In Brian’s experience, he’s never seen this amount to less than $42k per person per year.
with Diana Larsen
“We learn in the direction of the questions we ask ourselves.”@DianaOfPortland #agileandbeyond #aab22
— Fazzaro (@jonfazzaro) May 25, 2022
Hold people accountable <—— OR ——> Lead through learning
”Knowledge Learning Work”
with Tim Ottinger
Watch the baton, not the runners.
– Don Reinertsen
There is an undue amount of attention given to speeding up development work. In a traditional team of solo devs, hands-on-keys work typically only accounts for a small percentage the total lead time. Most of the time, the work sits in a queue somewhere, waiting.
Even if they were to double the speed of their dev work, that would only produce a 2.5% gain in speed overall. Also: no one can double their development speed. That’s not a thing.

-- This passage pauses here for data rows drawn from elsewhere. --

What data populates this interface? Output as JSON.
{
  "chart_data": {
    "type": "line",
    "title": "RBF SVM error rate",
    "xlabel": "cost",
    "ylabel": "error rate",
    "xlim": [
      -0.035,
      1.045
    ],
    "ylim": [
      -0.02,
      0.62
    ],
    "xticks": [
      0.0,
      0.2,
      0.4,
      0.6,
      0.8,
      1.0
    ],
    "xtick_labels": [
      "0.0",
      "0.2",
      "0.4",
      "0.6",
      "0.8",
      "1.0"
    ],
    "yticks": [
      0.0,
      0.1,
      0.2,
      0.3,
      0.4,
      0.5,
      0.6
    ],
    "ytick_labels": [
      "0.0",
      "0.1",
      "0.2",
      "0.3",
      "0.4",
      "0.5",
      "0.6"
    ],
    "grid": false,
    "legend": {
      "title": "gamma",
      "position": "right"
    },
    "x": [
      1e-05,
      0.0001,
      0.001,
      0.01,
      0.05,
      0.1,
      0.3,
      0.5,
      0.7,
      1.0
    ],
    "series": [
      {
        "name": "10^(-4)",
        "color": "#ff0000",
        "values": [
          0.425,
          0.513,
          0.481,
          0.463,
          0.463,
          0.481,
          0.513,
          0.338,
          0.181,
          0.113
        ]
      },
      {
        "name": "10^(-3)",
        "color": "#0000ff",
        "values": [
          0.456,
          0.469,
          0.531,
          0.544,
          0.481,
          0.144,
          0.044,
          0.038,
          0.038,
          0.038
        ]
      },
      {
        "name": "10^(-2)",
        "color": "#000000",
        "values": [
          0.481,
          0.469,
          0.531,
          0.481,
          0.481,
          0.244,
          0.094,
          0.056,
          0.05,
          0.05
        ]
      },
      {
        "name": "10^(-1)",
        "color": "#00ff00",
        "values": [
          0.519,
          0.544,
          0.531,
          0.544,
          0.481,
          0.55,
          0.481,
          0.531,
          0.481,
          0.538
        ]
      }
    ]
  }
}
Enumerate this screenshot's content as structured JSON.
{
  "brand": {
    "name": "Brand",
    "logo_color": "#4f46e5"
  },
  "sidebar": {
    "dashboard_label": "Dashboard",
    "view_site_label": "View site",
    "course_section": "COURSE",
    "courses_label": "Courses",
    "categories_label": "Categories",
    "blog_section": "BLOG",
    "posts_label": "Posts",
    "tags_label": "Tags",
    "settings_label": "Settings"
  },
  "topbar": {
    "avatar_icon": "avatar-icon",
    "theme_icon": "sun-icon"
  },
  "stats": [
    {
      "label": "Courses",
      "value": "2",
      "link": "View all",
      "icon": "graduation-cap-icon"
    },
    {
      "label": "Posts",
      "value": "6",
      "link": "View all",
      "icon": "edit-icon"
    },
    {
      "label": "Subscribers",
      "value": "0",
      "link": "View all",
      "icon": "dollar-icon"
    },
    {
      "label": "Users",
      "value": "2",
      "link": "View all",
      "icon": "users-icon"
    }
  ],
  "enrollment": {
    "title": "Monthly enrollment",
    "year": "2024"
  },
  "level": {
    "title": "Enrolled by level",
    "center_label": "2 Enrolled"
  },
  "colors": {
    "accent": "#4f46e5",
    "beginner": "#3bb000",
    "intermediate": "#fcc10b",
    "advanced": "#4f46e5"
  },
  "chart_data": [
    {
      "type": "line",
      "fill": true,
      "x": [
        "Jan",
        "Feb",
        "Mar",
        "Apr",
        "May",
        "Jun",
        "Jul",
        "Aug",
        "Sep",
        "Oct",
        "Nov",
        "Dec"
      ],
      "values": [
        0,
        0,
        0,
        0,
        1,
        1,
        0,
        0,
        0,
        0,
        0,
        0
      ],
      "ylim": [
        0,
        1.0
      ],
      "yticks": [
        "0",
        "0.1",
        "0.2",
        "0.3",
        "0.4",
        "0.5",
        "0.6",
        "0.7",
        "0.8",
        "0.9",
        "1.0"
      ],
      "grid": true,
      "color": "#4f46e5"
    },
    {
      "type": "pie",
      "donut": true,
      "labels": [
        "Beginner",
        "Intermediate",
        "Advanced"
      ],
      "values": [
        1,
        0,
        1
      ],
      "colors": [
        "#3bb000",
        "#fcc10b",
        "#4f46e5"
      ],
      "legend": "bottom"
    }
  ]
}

A hypothetical team spends 60% of their development time fixing bugs. What if they could eliminate bug work by going 2x slower? This would result in a net lead time reduction (speed gain) of 20%:
(100% - 60%) * 2x = 80%
“Every bit of work you have in progress is another reason for someone to interrupt you.”
Ensemble programming (including pairing) is inherently more efficient because it replaces handoffs and the considerable lead time between touches with real-time interactions.